図3は、それら28個のCPUに使われているARMコアの内訳である。コントロール部、本体、カメラ部のおのおのにARMコアが使われている。プロセッシングに特化されたAシリーズ、リアルタイムの処理に最適化されたRシリーズ、コントローラーとして使われるMシリーズを合わせてさまざまなARM CPUがまるで百貨店のようにPhantom 4にちりばめられているわけだ。中には、中国のスマートフォンに使われるハイエンド仕様のモバイルプロセッサも使われている。さらに、DJIによって仕様が決められたと思われるカスタムチップも含まれていた。
図4は、28個のCPUを搭載するチップを、本社所在地ごとに分け、“国籍判断”を行ったグラフである。CPUを搭載したチップの半数以上は、中国で設計、開発された製品、つまり“中国国籍”であることが明確になったのだ!!
これはDJIに特有のことなのだろうか。スマートフォンやタブレット、ネットブックなどでも中国プロセッサの採用の割合は日々高まっている。
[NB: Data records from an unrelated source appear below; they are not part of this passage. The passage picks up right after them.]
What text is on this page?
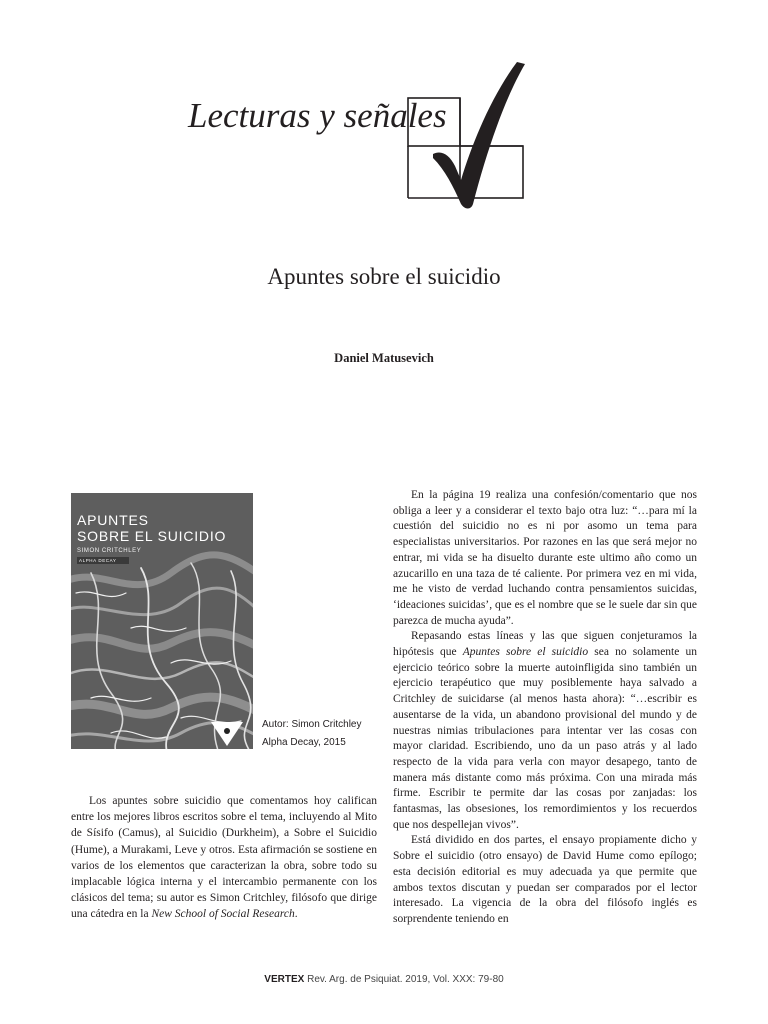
Lecturas y señales
Apuntes sobre el suicidio
Daniel Matusevich
APUNTES
SOBRE EL SUICIDIO
SIMON CRITCHLEY
ALPHA DECAY
Autor: Simon Critchley
Alpha Decay, 2015

Los apuntes sobre suicidio que comentamos hoy califican entre los mejores libros escritos sobre el tema, incluyendo al Mito de Sísifo (Camus), al Suicidio (Durkheim), a Sobre el Suicidio (Hume), a Murakami, Leve y otros. Esta afirmación se sostiene en varios de los elementos que caracterizan la obra, sobre todo su implacable lógica interna y el intercambio permanente con los clásicos del tema; su autor es Simon Critchley, filósofo que dirige una cátedra en la New School of Social Research.

En la página 19 realiza una confesión/comentario que nos obliga a leer y a considerar el texto bajo otra luz: “…para mí la cuestión del suicidio no es ni por asomo un tema para especialistas universitarios. Por razones en las que será mejor no entrar, mi vida se ha disuelto durante este ultimo año como un azucarillo en una taza de té caliente. Por primera vez en mi vida, me he visto de verdad luchando contra pensamientos suicidas, ‘ideaciones suicidas’, que es el nombre que se le suele dar sin que parezca de mucha ayuda”.

Repasando estas líneas y las que siguen conjeturamos la hipótesis que Apuntes sobre el suicidio sea no solamente un ejercicio teórico sobre la muerte autoinfligida sino también un ejercicio terapéutico que muy posiblemente haya salvado a Critchley de suicidarse (al menos hasta ahora): “…escribir es ausentarse de la vida, un abandono provisional del mundo y de nuestras nimias tribulaciones para intentar ver las cosas con mayor claridad. Escribiendo, uno da un paso atrás y al lado respecto de la vida para verla con mayor desapego, tanto de manera más distante como más próxima. Con una mirada más firme. Escribir te permite dar las cosas por zanjadas: los fantasmas, las obsesiones, los remordimientos y los recuerdos que nos despellejan vivos”.

Está dividido en dos partes, el ensayo propiamente dicho y Sobre el suicidio (otro ensayo) de David Hume como epílogo; esta decisión editorial es muy adecuada ya que permite que ambos textos discutan y puedan ser comparados por el lector interesado. La vigencia de la obra del filósofo inglés es sorprendente teniendo en

VERTEX Rev. Arg. de Psiquiat. 2019, Vol. XXX: 79-80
今や世界3位のスマートフォンメーカーとなったHuaweiの製品は、同社傘下のHiSiliconが開発したプロセッサで動いている。
CPU大国は依然として米国だ。しかし、それを最も明確に追っているのは中国である。ご存じの通り、CPUはCentral Processing Unitの略だ。プログラムを実行する頭脳である。2016年、某国の半導体メーカーの幹部が次のように言っていた。「最も寿命の長い製品は、CPUを搭載するものだ。プログラム次第で用途が延命できるからである。だからCPUを扱いたい」。これは、本音だろう。
先のAmbarellaのA9がなぜ、多くの映像市場に広がったか。CPUやDSPというプログラマブルデバイスを持つことで市場に対応できたからだ。微妙に異なるアプリケーションにソフトウェアで対応できる柔軟性を持つ構造を持っていたからに他ならない。それがCPUの本質である。